Wells Fargo and Company was critical of two former executives in an investigative report on bank abuses and on Monday announced a clawback of $75 million in pay from former CEO John Stmpf and former executive Carrie Tolstedt. Photo by Ken Wolter/Shutterstock.com

April 10 (UPI) — Wells Fargo and Co. will initiate recovery of more than $75 million in pay given to two former executives, the bank announced Monday.

The recovery of the disbursed funds, known as a claw back, comes after a six-month investigation of the bank’s sales tactics. A 110-page report by independent bank directors indicated high-pressure sales tactics, the establishment of accounts without customers’ approval and the firings of some, but all, of those responsible occurred at Wells Fargo since “at least 2002” and did not change.

Senior bank executives are returning $180 million in pay, and Monday the bank said and additional $28 million will be clawed back from former CEO John Stumpf. Additionally, former Community Bank unit chief Carrie Tolstedt will be retroactively fired and must surrender an additional $47.3 million in pay.

The report indicates Stumpf acknowledged he made significant mistakes and helped form a corporate culture that resulted in abuses, including the creation of fake consumer accounts, CNBC reported Monday. He was also “hesitant to criticize Tolstedt and, ultimately, hesitant to terminate her, even after the lead independent director and the chair of the risk committee suggested that he do so in December 2015,” the report said.

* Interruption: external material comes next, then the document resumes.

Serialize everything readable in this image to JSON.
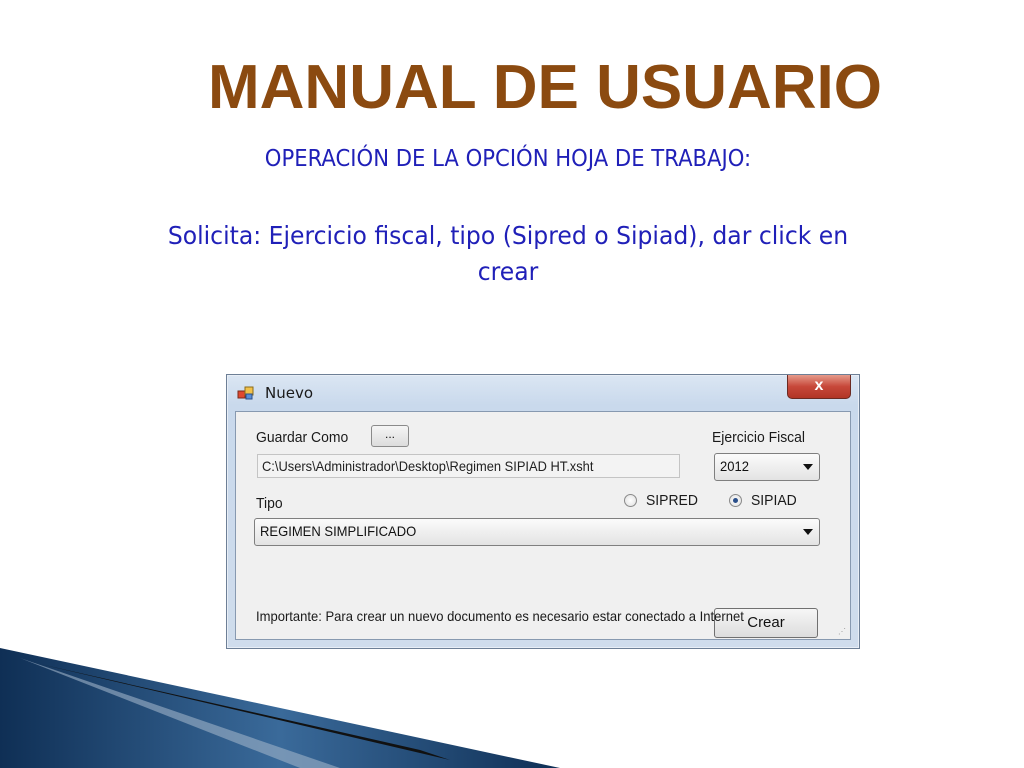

It added that Tolstedt “resisted change to the Community Bank’s sales model even when confronted with evidence that it led to low-quality sales and improper sales practices. Instead, she reinforced the high-pressure sales culture. Further, Tolstedt was ‘obsessed’ with control, especially over negative information about the Community Bank, and extremely reluctant to make changes.”

Tolstedt gave up $19 million in September 2016.